Following that line of thinking, we would conclude that if the God of conventional morality wanted to make us responsible for our wrongdoings in the after-life (a reasonable proposition), such a God would be something of a gentle, accountant type of God.  We would reach the pearly gates of heaven and stand quietly in front of a plain table while God checks a ledger for our name.  Once God finds the entry chronicling our lives, God would carefully weigh what, if any, punishments would be the best match for our bad choices and our lapses (if we’re lucky, God overlooks the majority of these).  Indeed, a liberal Unitarian Christian like William Ellery Channing taught ‘salvation through character,’ and although he believed God was too good to condemn human beings to eternal hell, he still believed that God required wrongdoers to do some kind of penance before they were admitted into God’s presence.  This is an eminently rational belief—God’s punishment will fit the crime, which is why so many people hold onto it.  Tenaciously.

But, for Luther, the issue was not a question of morality versus immorality, but of God versus the Devil.  Luther had concluded (based on his intensive study of Scripture) that God saves us whether we’ve made right choices or not.  All we need to do in order to be saved is have faith that God will save us.  Period.  No requirement for good behavior.  God has promised to save us; we need only believe in this promise and we are saved.  No ifs, ands or buts.  The devil is that voice in our heads (you’re hearing it, right now, aren’t you?) that says—nope.  I don’t believe God would give us such a sweet deal.  Saved no matter what?  Even child molesters who refuse to change?  Come on.  What kind of nonsense is that?  Only someone who is completely irrational could believe such a thing. 

You’ve got the picture though.  For Luther, when we’re sitting on the loo doing our thing, God stands on one side with a promise of salvation (saying all you have to do is believe in my promise), and the Devil stands on the other side (saying, don’t you believe God’s promise, it’s too good to be true).  The Devil is the one who sounds rational—he insists on what we already know–there’s some kind of hitch, some kind of small print God’s not telling us about. 

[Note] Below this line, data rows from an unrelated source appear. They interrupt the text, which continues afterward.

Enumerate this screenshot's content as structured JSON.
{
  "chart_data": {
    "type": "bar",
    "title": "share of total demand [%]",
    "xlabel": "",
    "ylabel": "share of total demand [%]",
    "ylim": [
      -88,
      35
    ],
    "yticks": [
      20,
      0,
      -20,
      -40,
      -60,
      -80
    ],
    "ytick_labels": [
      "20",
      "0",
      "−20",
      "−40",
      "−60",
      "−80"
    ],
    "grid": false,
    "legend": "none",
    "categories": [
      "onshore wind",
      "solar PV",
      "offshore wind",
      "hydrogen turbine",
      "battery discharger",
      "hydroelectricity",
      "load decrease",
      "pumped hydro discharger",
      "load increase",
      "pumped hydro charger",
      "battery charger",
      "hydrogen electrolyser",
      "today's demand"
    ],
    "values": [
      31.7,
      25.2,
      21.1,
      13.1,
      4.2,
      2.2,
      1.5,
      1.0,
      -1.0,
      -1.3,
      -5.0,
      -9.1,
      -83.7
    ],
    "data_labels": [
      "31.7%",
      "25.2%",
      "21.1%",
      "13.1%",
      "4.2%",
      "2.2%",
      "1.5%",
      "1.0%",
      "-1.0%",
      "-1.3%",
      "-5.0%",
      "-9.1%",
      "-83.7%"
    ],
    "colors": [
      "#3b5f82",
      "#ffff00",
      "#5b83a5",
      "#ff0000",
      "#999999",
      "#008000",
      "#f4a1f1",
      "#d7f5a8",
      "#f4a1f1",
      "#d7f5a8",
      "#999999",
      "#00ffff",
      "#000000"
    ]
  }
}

A contemporary of William Ellery Channing, the Universalist minister, Hosea Ballou, challenged the view of people like us.  In an article, “Salvation Irrespective of Character,” he argued that God was like a Father who loves all of His children whether they are saints or sinners:  “Your child has fallen into the mire, and its body and its garments are defiled.  You cleanse it and array it in clean robes.  The query is, Do you love your child because you have washed it?  Or, did you wash it because you loved it?

Most of us are adept at keeping our minds and hands busy but a visit to the crapper offers a chance to pause.  If, in the toilet, we reflect on our lives for just a few seconds, we come face to face with the degraded choices we’re being asked to make, and with the degrading choices we’ve already made.  And that’s when, if we’re honest, we call into question our ability to choose the right thing and our ability to do it.  We’ll wonder whether our consciences can reliably discern what’s right from wrong.  And we’ll wonder whether we have the self-discipline to do what’s right.  God overlooks all these difficulties, Luther teaches.  Sitting in the privy, this hard truth was revealed to him.  In the privy, he realized that, more often than not, he was powerless.  He also realized that, even here, in this disgusting, unsanitary place, God came to his aid. 

No bull.  For Luther, the crapper is a place of faith.  He insisted that God is there.  The devil too.  And God wins (and we win) if we trust in God’s promise. 

Can you?  And what about that promise?  Do you buy it?

Reference:  Heiko A. Oberman, “The Devil and the Cloaca,” in Luther:  Man between God and the Devil, trans. Eileen Walliser-Schwarzbart (New Haven:  Yale University Press, 1989), 151-7.